If you've ever met me then this will sound like an unfair complaint, but there was a man on the train with a loud and annoying voice. He spoke as though he was addressing the entire carriage and he was telling a long and self-serving story about a job in a theatre that he didn't take. I very much wanted him to be quiet but I didn't have the nerve to ask him. Instead I did some surprisingly successful passive-aggressive social-engineering. I turned round to face him and started paying close attention to his story. I looked him in the eye, nodded along with his story and said a few mmm's and oh's at appropriate points.

It worked better than I could have hoped. I didn't get shouted at or punched. The annoying man got quieter and quieter and more and more embarrassed until he was whispering his story to his girlfriend and then it eventually petered out leaving me free to seethe in luxurious silence for the rest of my journey.

Richard "Pot, meet Kettle" B

Wednesday, 10 October 2018

How To Run a Country

Nothing funny happened to me over the weekend, so I'm going to have a little look at the politics on the left side of the Atlantic. Some of my readers are ex-pat Brits in the states and a couple of them are actual Americans - Hi guys.

They have a wildly divisive and (in places) un-popular president. I have heard the view that as a reality TV star, self publicist and questionable businessman he's not qualified to be president. This is clearly nonsense. The only qualification needed apart from date and place of birth is to win a no-holds-barred popularity contest in which everyone can vote (your vote only counts if the majority of people in your region agree with you, and the amount that your vote counts depends on the historical population of your region).
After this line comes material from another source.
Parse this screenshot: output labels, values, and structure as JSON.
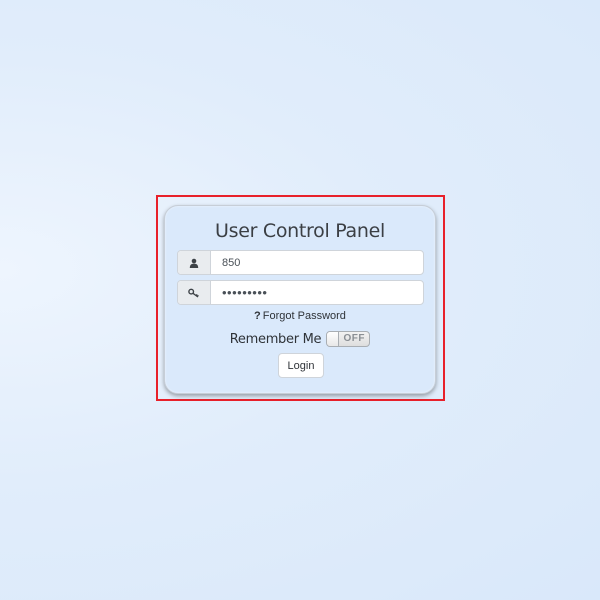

President Trump has now nominated a man called Brett Kavanaugh to be a supreme court judge at which point Kavanaugh has been accused of all kinds of unseemly behaviour from his student days. It's clear to me that Kavanaugh isn't qualified to be a supreme court judge because the qualifications include a kangaroo-court of public opinion in which there are no rules of admissibility of evidence and no statute of limitations.

From the right side of the Atlantic, the qualifications that you demand of your leaders look a bit odd.